What happened

Electric vehicle (EV) start-up Arrival (ARVL) has struggled to get its business off the ground. The stock is down more than 90% in the past year. Surprisingly, that is after the stock has more than tripled in the last five trading days. 

Today the stock shot up as much as 74% before paring that gain. As of 3:40 p.m. EST, Arrival shares were still trading higher by 13.5%. 

So what

Arrival shares tanked last year after the company scaled back its plans for growth and the start of production. It sold additional stock at depressed prices just to stay afloat. So why has the stock tripled in less than a week? The real news to explain that is that there is no news from the company. Rather, it looks like the high short interest in the stock is causing a short squeeze

Arrival electric delivery van and metro bus.

Image source: Arrival.

Now what

Arrival stock had about 23% of the share float sold short as of the end of December 2022. That's not surprising based on the fact that the company had to secure additional funds and restructure its business late last year. Arrival pulled back on its plans to manufacture in the U.K. and instead is focusing the business on its new U.S. operations. 

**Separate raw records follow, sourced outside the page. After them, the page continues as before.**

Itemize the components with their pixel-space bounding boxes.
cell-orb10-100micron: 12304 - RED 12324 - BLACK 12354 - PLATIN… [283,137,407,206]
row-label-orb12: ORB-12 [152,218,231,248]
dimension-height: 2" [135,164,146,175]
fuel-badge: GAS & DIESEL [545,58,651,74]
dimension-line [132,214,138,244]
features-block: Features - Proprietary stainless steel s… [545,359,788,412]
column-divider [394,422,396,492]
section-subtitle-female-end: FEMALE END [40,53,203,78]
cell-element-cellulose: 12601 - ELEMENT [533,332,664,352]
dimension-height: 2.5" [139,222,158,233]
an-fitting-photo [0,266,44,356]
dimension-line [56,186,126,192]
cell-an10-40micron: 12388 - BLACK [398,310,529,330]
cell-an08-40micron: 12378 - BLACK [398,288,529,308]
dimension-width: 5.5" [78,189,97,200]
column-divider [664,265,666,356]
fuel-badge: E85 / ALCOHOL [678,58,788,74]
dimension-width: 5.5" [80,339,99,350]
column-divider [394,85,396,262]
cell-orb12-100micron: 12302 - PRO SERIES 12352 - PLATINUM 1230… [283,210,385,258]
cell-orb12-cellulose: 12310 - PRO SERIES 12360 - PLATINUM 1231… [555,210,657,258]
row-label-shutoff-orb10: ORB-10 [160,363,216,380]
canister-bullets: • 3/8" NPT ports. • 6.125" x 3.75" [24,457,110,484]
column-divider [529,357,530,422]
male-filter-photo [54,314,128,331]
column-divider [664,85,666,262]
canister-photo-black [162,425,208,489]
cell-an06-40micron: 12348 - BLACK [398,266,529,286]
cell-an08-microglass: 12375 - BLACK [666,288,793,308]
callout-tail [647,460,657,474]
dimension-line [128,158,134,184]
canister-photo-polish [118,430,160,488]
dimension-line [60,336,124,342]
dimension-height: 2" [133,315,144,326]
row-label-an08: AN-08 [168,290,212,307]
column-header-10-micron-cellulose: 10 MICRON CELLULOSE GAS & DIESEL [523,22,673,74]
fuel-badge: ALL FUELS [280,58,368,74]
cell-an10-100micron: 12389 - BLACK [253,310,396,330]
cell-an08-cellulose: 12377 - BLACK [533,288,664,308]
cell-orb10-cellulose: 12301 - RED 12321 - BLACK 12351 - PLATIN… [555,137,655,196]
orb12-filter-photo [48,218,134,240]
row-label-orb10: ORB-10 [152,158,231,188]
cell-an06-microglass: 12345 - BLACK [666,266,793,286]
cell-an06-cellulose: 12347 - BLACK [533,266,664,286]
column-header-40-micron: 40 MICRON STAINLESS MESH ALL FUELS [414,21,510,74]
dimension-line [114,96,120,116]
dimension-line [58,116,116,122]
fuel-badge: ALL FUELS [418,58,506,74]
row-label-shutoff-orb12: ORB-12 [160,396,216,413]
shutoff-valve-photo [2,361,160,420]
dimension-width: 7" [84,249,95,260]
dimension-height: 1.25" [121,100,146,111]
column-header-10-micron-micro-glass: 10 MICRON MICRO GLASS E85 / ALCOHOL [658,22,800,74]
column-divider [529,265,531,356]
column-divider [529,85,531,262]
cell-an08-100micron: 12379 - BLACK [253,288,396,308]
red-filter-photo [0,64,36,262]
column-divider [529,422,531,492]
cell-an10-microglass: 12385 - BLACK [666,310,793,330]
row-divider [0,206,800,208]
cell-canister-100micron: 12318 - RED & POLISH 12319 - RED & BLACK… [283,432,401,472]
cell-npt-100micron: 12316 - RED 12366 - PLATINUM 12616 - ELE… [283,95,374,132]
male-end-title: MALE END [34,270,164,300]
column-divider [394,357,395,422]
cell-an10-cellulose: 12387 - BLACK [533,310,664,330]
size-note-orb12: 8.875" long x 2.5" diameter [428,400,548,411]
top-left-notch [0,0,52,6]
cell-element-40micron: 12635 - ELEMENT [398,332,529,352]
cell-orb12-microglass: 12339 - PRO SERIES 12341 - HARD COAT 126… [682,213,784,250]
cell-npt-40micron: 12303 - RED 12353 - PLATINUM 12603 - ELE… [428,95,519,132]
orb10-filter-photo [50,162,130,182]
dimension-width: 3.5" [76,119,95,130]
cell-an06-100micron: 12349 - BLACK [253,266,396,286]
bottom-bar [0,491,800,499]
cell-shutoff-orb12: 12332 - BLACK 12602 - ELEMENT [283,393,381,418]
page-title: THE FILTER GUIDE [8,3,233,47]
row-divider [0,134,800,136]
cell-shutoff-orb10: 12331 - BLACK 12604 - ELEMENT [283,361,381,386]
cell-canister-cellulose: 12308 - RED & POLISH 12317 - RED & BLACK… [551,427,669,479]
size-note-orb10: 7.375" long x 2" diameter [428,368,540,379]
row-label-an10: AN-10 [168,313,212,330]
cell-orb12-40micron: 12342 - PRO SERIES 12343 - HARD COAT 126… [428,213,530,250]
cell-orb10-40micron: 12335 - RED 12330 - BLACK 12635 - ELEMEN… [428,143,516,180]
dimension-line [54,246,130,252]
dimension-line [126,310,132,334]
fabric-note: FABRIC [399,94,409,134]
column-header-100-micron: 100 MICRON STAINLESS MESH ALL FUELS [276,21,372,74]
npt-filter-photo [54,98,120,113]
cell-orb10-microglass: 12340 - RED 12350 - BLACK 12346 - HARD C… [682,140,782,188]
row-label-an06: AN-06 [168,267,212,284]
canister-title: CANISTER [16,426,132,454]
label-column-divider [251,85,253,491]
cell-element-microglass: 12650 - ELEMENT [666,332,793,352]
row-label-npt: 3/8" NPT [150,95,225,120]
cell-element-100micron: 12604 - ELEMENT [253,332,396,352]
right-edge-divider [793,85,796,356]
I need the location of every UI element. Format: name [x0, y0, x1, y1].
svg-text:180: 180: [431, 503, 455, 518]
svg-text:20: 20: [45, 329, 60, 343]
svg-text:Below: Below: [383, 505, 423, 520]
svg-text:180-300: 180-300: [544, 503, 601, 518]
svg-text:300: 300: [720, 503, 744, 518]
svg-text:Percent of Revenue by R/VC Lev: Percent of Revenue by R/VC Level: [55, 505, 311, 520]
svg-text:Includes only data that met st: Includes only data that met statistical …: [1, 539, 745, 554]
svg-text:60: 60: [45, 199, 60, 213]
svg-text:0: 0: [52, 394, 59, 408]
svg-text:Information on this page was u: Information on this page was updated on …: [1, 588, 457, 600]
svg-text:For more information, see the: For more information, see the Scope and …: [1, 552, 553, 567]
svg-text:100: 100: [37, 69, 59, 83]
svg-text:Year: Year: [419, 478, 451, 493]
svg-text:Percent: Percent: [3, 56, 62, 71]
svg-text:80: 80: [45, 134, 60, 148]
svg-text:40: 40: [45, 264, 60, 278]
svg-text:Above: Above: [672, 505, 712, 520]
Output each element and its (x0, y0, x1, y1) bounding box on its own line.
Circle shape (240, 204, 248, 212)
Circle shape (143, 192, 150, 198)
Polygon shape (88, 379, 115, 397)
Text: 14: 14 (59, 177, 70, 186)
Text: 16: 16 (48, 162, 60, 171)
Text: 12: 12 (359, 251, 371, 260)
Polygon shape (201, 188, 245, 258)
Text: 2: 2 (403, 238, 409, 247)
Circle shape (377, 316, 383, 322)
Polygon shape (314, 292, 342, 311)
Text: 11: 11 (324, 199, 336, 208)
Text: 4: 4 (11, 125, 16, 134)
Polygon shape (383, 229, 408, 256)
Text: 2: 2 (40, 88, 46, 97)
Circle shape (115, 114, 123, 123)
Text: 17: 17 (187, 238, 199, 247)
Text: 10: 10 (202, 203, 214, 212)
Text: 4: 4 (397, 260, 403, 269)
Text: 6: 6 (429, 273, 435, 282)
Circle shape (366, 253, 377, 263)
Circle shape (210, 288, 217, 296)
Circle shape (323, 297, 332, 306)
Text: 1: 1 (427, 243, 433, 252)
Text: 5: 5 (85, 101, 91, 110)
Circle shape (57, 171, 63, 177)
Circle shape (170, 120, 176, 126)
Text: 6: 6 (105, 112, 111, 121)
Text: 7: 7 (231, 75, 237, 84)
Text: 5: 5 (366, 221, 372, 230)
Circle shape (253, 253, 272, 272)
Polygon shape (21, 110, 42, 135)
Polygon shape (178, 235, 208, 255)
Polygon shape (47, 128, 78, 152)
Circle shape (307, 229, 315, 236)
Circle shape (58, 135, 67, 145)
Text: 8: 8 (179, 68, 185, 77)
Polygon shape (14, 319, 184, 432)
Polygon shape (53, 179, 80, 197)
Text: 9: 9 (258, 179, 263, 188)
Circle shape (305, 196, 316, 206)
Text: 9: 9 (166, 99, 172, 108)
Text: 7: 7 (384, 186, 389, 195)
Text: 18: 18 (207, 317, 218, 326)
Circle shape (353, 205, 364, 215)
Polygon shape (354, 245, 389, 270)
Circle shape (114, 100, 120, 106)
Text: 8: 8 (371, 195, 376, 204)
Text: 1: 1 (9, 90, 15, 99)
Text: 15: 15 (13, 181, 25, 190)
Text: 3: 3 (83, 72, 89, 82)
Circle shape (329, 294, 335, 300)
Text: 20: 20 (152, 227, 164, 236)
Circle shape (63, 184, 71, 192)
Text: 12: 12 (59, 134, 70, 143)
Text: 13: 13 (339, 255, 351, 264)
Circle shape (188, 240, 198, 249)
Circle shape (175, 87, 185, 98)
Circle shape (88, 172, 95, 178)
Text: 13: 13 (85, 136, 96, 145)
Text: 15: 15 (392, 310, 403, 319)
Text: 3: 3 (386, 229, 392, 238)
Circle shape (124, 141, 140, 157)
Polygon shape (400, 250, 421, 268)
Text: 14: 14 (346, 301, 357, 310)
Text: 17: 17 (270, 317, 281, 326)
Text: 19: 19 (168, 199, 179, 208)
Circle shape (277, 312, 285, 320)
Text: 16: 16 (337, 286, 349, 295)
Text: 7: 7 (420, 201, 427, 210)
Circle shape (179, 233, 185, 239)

The company raised additional capital and cited the tax credits of up to $40,000 for commercial electric vehicles from the Inflation Reduction Act as the reason for the change in market focus. Arrival said that made the U.S. its most attractive market thanks to anticipated higher margins for its electric commercial delivery vans. 

That change -- and the high amount of short interest -- has finally led to a short squeeze where those betting against the company decided to take their gains and buy back those shares. It's hard to say when a short squeeze will end, but anyone truly interested in an investment in the company can ignore that wild move and just wait for the next company update since it has restructured the operations.